Why Mars?
Any discussion of human exploration of Mars must begin with a description of the reasons why this planetary destination has continually reemerged during the post-Apollo period as the “next logical step” for the American space program. Understanding the deep-rooted human interest in Mars provides some insight into the space program’s recurring focus on it as an objective for both robotic and human missions. Crewed Mars exploration has been seriously considered three times during the past 35 years, but our fascination with the red planet began a great deal earlier. For thousands of years, the human race has been drawn to Mars—our celestial neighbor fuels the imagination unlike any other planet in the solar system. Ancient humans examined the red planet as they attempted to unlock the mystery of the heavens. To primitive humans, the fourth planet from the sun was nothing more then a reddish point of light dancing across the night sky. Early civilizations gave it many names: the Egyptians called it Har decher (the Red One), the Babylonians named it Nergal (the Star of Death), the Greeks designated it Ares and the Romans called it Mars (both representing the God of War). While the early Babylonians made extensive astronomical observations, it was the Greeks that first categorized Ares as one of five wandering “planets” among the fixed stars (the others being Mercury, Venus, Jupiter, and Saturn). Greek astronomers observed that Ares did not always move from east to west, but sometimes moved in the opposite direction. Due to the existing belief that the Earth was the center of the universe, this astronomical oddity would baffle sky watchers for centuries to come. By 250 B. C., Aristarchus of Samos had developed a complete heliocentric system that viewed Earth as an ordinary planet circling the sun once every year. This theory held the key to understanding the unusual movements of Ares. Later Greek and Roman astronomers did not follow Aristarchus’s lead, however, choosing to hold onto the geocentric system. Claudius Ptolemy made the greatest elaboration of this system during the second century A. D.—his geocentric model remained the predominant astronomical theory for more than a millennium.[10] [11]
Seventeen hundred years after Aristarchus first developed it, a Polish canon named Nicolaus Copernicus reintroduced the heliocentric model. Like Aristarchus, however, Copernicus could not exactly predict the motions of the planets using simple circular orbits. As a result, his contemporaries largely ignored his theories. While Copernicus had been primarily a theoretician, it would take two dedicated observational astronomers to discover the true movements of the planets—their names were Tycho Brahe and Johannes Kepler. Starting in 1576, Tycho spent 20 years studying the motions of the stars and planets, including Mars. In 1600, Kepler joined him and began examining the apparent retrograde motion of Mars. When Tycho died the next year, Kepler was appointed to succeed him as Imperial Mathematician to the Holy Roman Emperor (although he was Lutheran).11
Using Tychos scrupulous observations, Kepler went to work trying to explain Mars’ apparent backward motion. Kepler argued that the planets revolved around the sun, but at different distances and therefore different speeds. While Earth orbited the sun in 365 days, it took Mars 687 days. Thus, the retrograde movement of Mars could be explained because the Earth was overtaking the slower-moving Mars. To an observer on Earth, it would appear that Mars was slowing down and then reversing course. Kepler proved, however, that this was simply an illusion. In 1609, Kepler published On the Motion of Mars, which expounded his first two laws of planetary motion—stating that planetary orbits about the Sun were elliptical (as opposed to circular as Aristarchus and Copernicus had assumed) and that a planets speed increases as it approaches the sun and decreases proportionally as it moves farther away. As a result of Tycho and Keplers observations and theories, the heliocentric system finally overcame Ptolemy’s geocentric model.[12]

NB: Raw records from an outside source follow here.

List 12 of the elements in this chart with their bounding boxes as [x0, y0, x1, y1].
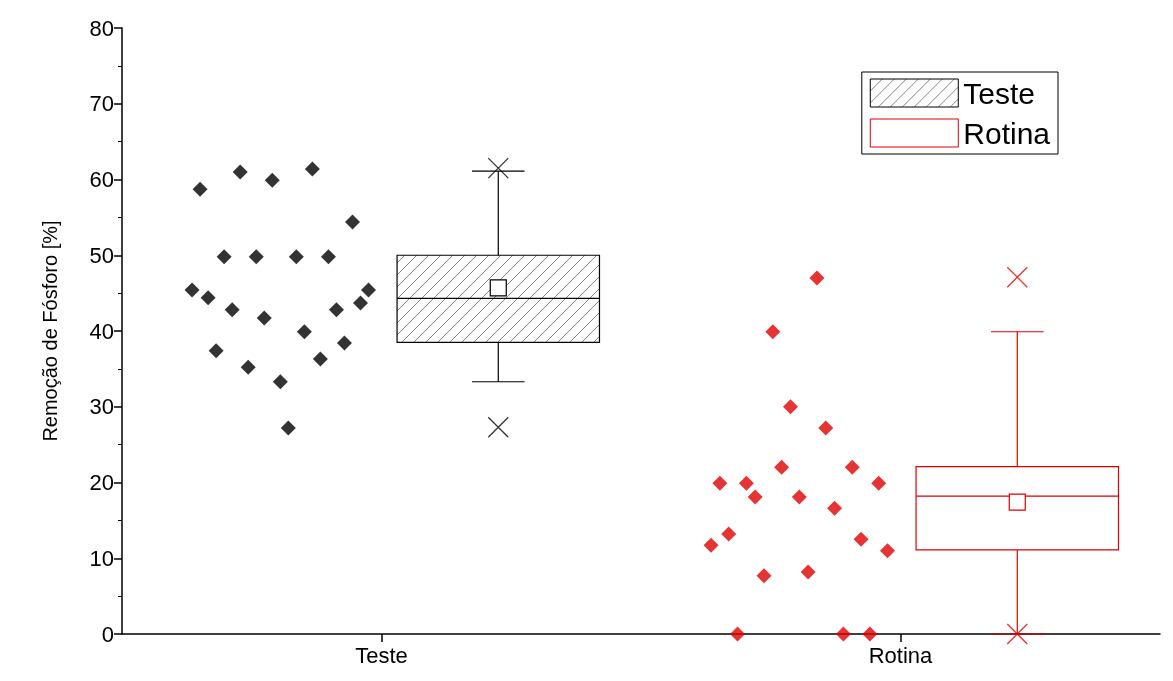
- legend-label: Rotina: [963, 116, 1051, 150]
- y-tick-label: 70: [89, 91, 114, 117]
- y-tick-label: 60: [89, 167, 114, 192]
- y-tick-label: 50: [89, 242, 114, 268]
- y-tick-label: 20: [89, 470, 114, 495]
- legend-label: Teste: [963, 76, 1035, 110]
- y-tick-label: 0: [101, 621, 114, 647]
- y-tick-label: 40: [89, 318, 114, 344]
- y-tick-label: 80: [89, 15, 114, 41]
- y-axis-title: Remoção de Fósforo [%]: [39, 220, 61, 442]
- y-tick-label: 10: [89, 545, 114, 571]
- y-tick-label: 30: [89, 394, 114, 420]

In 1609, the same year that Kepler published On the Motion of Mars, Galileo Galilei made the first celestial observations with a telescope. The next year, after making observations of the Moon, Jupiter, and Venus, Galileo turned his telescope toward Mars. Due to the use of a relatively crude instrument, Galileos observations of Mars where not particularly informative—other than to suggest that the planet was not a perfect sphere. In 1659, Dutch astronomer Christian Huygens, using a considerably more advanced telescope, was able to detect the first surface feature on Mars. The dark triangular area that he observed over a period of months, which is today called Syrtis Major, allowed him to conclude that Mars rotated on its axis like the Earth. Seven years later, in 1666, Italian astronomer Giovanni Cassini began a series of observations and discovered the planets white polar caps.[13]
In 1783, astronomer William Herschel, who two years earlier had discovered the planet Uranus, made a series of observations of Mars and found that the planet was tilted at an angle of almost 24 degrees on its axis of rotation. This finding showed that like Earth, Mars had seasons; however, considering that a Martian year is almost double that of Earth, its seasons are nearly twice as long. Herschel also confirmed the existence of Mars’s polar caps, and postulated correctly that they were composed of ice. Finally, Herschel found that the planet had “a considerable but moderate atmosphere.”[14]